Bila ditengok ke belakang, banyak pemuda-pemudi di Mainang yang bercita-cita pergi ke kota untuk menjadi tukang ojek, merantau ke jakarta untuk jadi PRT, dan bahkan banyak yang ingin ke luar negeri untuk jadi TKI. Terhadap keinginan anak-anak muda ini, Romo Christ merasa bahwa keputusan mereka untuk pergi keluar desa merupakan cita-cita yang malah akan menghambat perkembangan masyarakat desa sendiri. Menurutnya, belum tentu pemuda yang keluar desa untuk menjadi tukang ojek, PRT atau TKI itu menjadi sejahtera. Justru dengan kepergian anak-anak muda itu, desa kehilangan sumberdaya potensial untuk membangun. Pertimbangan itulah yang mendorong Romo Christ melatih anak-anak muda di Mainang untuk bertani. Ternyata peminatnya banyak. Bahkan remaja-remaja desa berebut ingin tinggal di pondok tempat berlatih tersebut. Pernah ada ibu-ibu datang ke pondok itu dan menangis karena anaknya kabur dari rumah, ingin tinggal dan berlatih bertani di pondok. Melihat minat anak-anak muda ini, Romo Christ berpandangan bahwa seharusnya kegiatan ini bisa dijadikan model bagi pendidikan pertanian, terutama oleh pemerintah.

Prinsip 3M
Dalam gerakan “kebun bersama” ini, gereja menanamkan prinsip 3M, yaitu menanam, menabung dan memelihara. Untuk menanamkan kebiasaan menabung, gereja juga membentuk koperasi. Kini sudah ada 900 orang yang menjadi anggota koperasi. Sedangkan untuk memacu semangat masyarakat, gereja menanamkan tiga prinsip pula, yaitu keinginan, kemauan, dan tekad yang kuat. Jika ketiga hal itu dimiliki, niscaya kemajuan yang dicita-citakan masyarakat akan tercapai.

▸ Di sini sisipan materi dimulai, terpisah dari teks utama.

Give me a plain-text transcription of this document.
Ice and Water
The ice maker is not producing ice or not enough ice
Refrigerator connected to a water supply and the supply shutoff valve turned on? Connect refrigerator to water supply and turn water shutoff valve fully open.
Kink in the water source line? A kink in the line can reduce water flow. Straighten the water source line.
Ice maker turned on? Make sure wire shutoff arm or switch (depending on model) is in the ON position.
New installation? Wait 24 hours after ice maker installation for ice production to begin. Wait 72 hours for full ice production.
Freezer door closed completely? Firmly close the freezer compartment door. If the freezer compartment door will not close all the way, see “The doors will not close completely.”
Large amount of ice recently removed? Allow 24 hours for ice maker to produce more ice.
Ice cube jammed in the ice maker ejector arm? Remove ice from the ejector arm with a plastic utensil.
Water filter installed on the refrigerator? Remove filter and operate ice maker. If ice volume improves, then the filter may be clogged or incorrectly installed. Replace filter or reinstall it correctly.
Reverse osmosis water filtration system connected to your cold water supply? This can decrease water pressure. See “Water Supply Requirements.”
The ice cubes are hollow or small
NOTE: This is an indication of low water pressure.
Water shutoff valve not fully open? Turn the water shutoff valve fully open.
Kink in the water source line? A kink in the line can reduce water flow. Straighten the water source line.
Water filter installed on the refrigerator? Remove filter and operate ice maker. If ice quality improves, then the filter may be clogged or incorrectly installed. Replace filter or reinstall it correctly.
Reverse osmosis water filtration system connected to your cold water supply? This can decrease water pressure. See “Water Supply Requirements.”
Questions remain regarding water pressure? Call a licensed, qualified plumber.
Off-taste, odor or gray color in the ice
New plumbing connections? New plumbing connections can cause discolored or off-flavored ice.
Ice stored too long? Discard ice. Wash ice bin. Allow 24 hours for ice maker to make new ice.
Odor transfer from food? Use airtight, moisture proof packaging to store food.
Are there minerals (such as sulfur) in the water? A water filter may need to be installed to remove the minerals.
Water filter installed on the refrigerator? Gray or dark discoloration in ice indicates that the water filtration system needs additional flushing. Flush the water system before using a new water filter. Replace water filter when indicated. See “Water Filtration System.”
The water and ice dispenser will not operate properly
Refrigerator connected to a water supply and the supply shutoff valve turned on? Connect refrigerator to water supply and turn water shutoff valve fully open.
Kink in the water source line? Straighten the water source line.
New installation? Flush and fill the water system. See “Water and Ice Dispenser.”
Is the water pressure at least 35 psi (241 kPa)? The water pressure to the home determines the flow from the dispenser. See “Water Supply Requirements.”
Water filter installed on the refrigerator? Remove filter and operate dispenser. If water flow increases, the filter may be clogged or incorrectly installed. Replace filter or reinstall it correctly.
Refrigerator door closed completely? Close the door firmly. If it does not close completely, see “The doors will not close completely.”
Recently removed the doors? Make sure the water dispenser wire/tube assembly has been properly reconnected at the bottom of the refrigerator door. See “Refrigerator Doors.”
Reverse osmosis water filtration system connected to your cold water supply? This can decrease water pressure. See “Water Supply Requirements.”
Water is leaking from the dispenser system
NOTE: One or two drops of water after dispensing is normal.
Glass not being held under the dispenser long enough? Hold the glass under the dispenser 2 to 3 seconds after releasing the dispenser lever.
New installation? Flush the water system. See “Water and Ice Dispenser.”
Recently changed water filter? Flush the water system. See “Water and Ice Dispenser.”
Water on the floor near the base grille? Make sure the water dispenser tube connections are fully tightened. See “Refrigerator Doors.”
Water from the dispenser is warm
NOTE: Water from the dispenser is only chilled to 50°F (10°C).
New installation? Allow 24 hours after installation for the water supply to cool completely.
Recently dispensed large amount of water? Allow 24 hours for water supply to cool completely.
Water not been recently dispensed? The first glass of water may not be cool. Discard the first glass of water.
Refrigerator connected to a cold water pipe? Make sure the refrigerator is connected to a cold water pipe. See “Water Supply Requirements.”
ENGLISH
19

Sebelum usaha kebun bersama dikembangkan, Romo Christ melihat, masyarakat tampak enggan untuk maju dan berkembang, terutama dalam meningkatkan penghasilan. Ini terjadi, menurutnya, karena sumberdaya alam berlimpah dan kebutuhan pangan tercukupi tanpa mereka harus kerja keras. Selain itu, masyarakat yang berada di daerah perbukitan cenderung kurang mengenal dunia luar sehingga parameter mengenai hidup cukup adalah sekedar makan kenyang. Untuk apa bekerja keras, toh para tetangga lain juga tak lebih darinya.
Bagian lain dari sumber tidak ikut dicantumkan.